But in certain parts of your micro-architecture is disrupting the layout may have an impact on the wide array
that you would have. For example, the issue to schedule in makeup logic or actual logic is on your critical
path and you want to put this in the middle of you (inaudible) for example. That could slow you down quite
a bit.
>> Radu Teodorescu: Yes. Yeah. That's a very good question so that is actually one of the reasons why
we want to keep this isolated. That's why actually we replicate the critical path because you can sort of you
have a different layout.
This is not dependent on the layout of your circuit. Just try to squeeze this critical path wherever you have
space in those cell.
Yeah. I acknowledge that in some very dense areas this may be an issue. But by doing this -- by actually
using samples rather than measuring the actual critical path you're less disruptive in the design because
this is something you sort of lay on top of your original design. But it may in some -- I acknowledge I don't
know for certain very crowded areas where maybe you have a lot of wiring going on it may be a bit of an
issue to prove all this. But the reason why we're actually having a separate circuit rather than actual critical
path measurement is to try to minimize the impact as much as possible.

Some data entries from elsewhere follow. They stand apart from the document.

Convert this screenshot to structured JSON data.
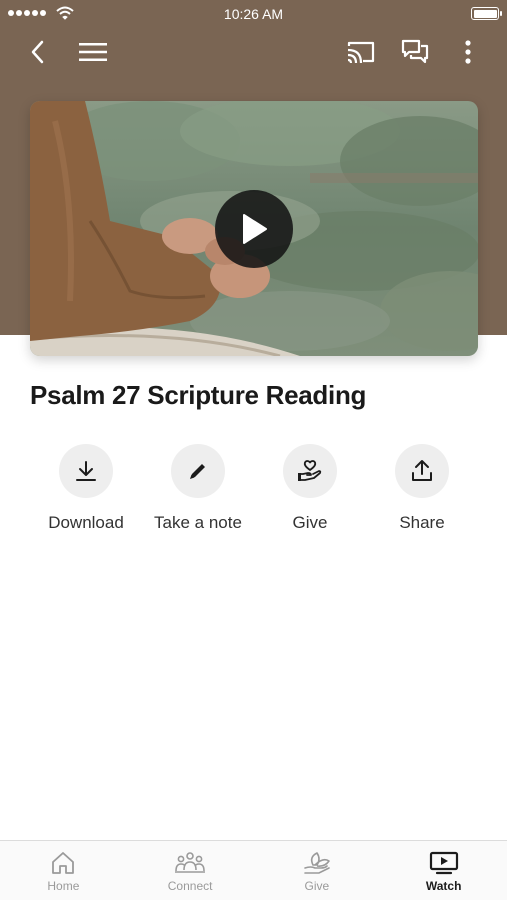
{
  "status_bar": {
    "time": "10:26 AM"
  },
  "nav": {
    "back_icon": "chevron-left-icon",
    "menu_icon": "hamburger-menu-icon",
    "cast_icon": "cast-icon",
    "chat_icon": "chat-bubbles-icon",
    "more_icon": "more-vertical-icon"
  },
  "colors": {
    "header_brown": "#7a6553",
    "tab_active": "#1c1c1c",
    "tab_inactive": "#9a9a9a"
  },
  "video": {
    "title": "Psalm 27 Scripture Reading",
    "play_icon": "play-icon"
  },
  "actions": [
    {
      "label": "Download",
      "icon": "download-icon"
    },
    {
      "label": "Take a note",
      "icon": "pencil-icon"
    },
    {
      "label": "Give",
      "icon": "heart-hand-icon"
    },
    {
      "label": "Share",
      "icon": "share-icon"
    }
  ],
  "tabs": [
    {
      "label": "Home",
      "icon": "home-icon",
      "active": false
    },
    {
      "label": "Connect",
      "icon": "people-icon",
      "active": false
    },
    {
      "label": "Give",
      "icon": "leaf-hand-icon",
      "active": false
    },
    {
      "label": "Watch",
      "icon": "tv-play-icon",
      "active": true
    }
  ]
}
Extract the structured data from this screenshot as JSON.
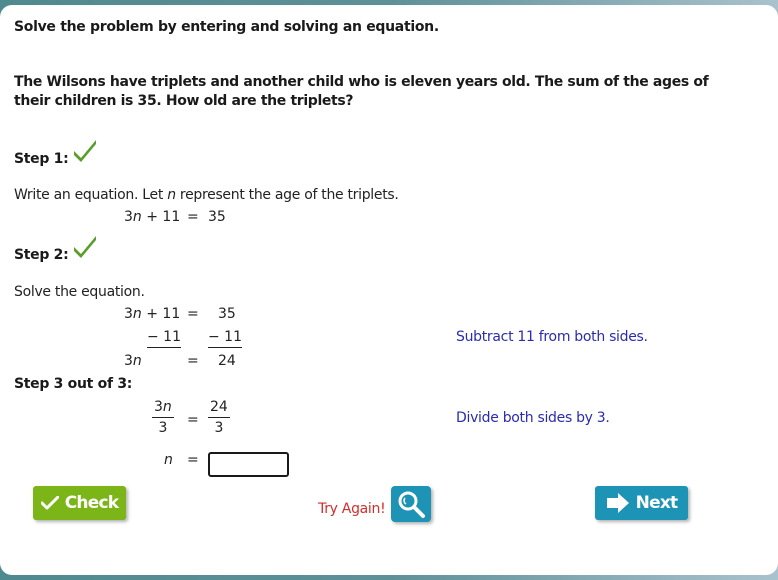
{
  "instruction": "Solve the problem by entering and solving an equation.",
  "problem": "The Wilsons have triplets and another child who is eleven years old. The sum of the ages of their children is 35. How old are the triplets?",
  "steps": [
    {
      "label": "Step 1:",
      "status": "correct",
      "status_icon": "checkmark-icon",
      "text_before": "Write an equation. Let ",
      "variable": "n",
      "text_after": " represent the age of the triplets.",
      "equation": {
        "lhs_coef": "3",
        "lhs_var": "n",
        "lhs_rest": " + 11",
        "eq": "=",
        "rhs": "35"
      }
    },
    {
      "label": "Step 2:",
      "status": "correct",
      "status_icon": "checkmark-icon",
      "text": "Solve the equation.",
      "rows": [
        {
          "lhs_coef": "3",
          "lhs_var": "n",
          "lhs_rest": " + 11",
          "eq": "=",
          "rhs": "35"
        },
        {
          "lhs_sub": "− 11",
          "rhs_sub": "− 11"
        },
        {
          "lhs_coef": "3",
          "lhs_var": "n",
          "eq": "=",
          "rhs": "24"
        }
      ],
      "hint": "Subtract 11 from both sides."
    },
    {
      "label": "Step 3 out of 3:",
      "fraction_lhs": {
        "num_coef": "3",
        "num_var": "n",
        "den": "3"
      },
      "eq": "=",
      "fraction_rhs": {
        "num": "24",
        "den": "3"
      },
      "hint": "Divide both sides by 3.",
      "answer_var": "n",
      "answer_eq": "=",
      "answer_value": ""
    }
  ],
  "buttons": {
    "check": {
      "label": "Check",
      "icon": "checkmark-icon",
      "color": "#7cb518"
    },
    "try_again": {
      "label": "Try Again!",
      "color": "#d52d2d"
    },
    "hint_search": {
      "icon": "magnifier-icon",
      "color": "#1d93b5"
    },
    "next": {
      "label": "Next",
      "icon": "arrow-right-icon",
      "color": "#1d93b5"
    }
  },
  "colors": {
    "hint_text": "#2b2bb0",
    "correct_check": "#5a9e2a",
    "frame": "#4f8a8f"
  }
}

Also to point out here is that for instance all these parts have to kind of be in agreement before a decision
is made. For instance if at least one of them says this cell is too slow then forward body bias is applied and
all the cell is sped up. And the cell will not be slowed down with a reverse body bias until all the samples
agree that there's some slack there. Okay. Let me go back to -- the slide here.
So what we find is that by doing this, by applying this dynamic body bias online as the chip runs, this gives
us a lot of flexibility to control both frequency and power. And there's a question here where do we choose
our optimal point on this frequency versus power card? So depending on the demands of the system we
define kind of three different operating environment, so we stand out in the environment, use dynamic body
bias to improve both frequency and power consumption. We're kind of trying to find the middle ground
here. Improve the chip frequency but don't spend too much power. This we call the standard environment.
We also looked at the high performance environment in which we spent all the power that we have in our
power budget to maximize frequency dynamically, like I said, at any cost and we see how much frequency
we can get and that's an add. In the low power environment we don't try to change the original frequency
of the chip with variation, we just try to minimize leakage power as much as possible. So in the interest of
time I'll actually only talk about the standard environment and at the end I'll show results for the other two,
as well.
So to see how dynamic body bias works in this standard environment let me bring back this original
distribution of chips. So here we have the original chip that's shown in blue before -- with variation before
any of this stuff is applied to it. And what we do is just like in the case of static body bias we find the
maximum frequency the chip can reach under calibration conditions as in the case of study body bias and
this gives us the F-Max at maximum temperature.
Now normally at average temperature the chip will actually run with lower leakage because the temperature
is significantly lower even after even with just static body bias. However, by adapting to temperature
changes dynamic fine-grain body biasing can actually decrease leakage power consumption even more
than with the study case while keeping the frequency the same. So dynamic fine-grain body biasing saves
leakage power compared to the static case, while taking the chip and making sure the chip runs at the
same exact frequency F-Max. And note that this F-Max frequency is already much higher than the match.
It is higher than the original frequency. So like I said in the standard environment we're trying to create the
balance between how much we improve frequency and how much we save power.
So this is all I have about body bias in this talk. I will present, like I said, the results at the end. For now let
me just give you a quick summary of what dynamic body bias achieves. So we find dynamic fine-grain
body biasing to be quite effective at reducing within dye variation. So if we look at the original distribution
of chips here on leakage -- again leakage power versus frequency, before body biasing is applied we find
that static body biasing reduces the distribution somewhat, but dynamic body biasing is significantly more
effective and you can note this here, a much narrower distribution.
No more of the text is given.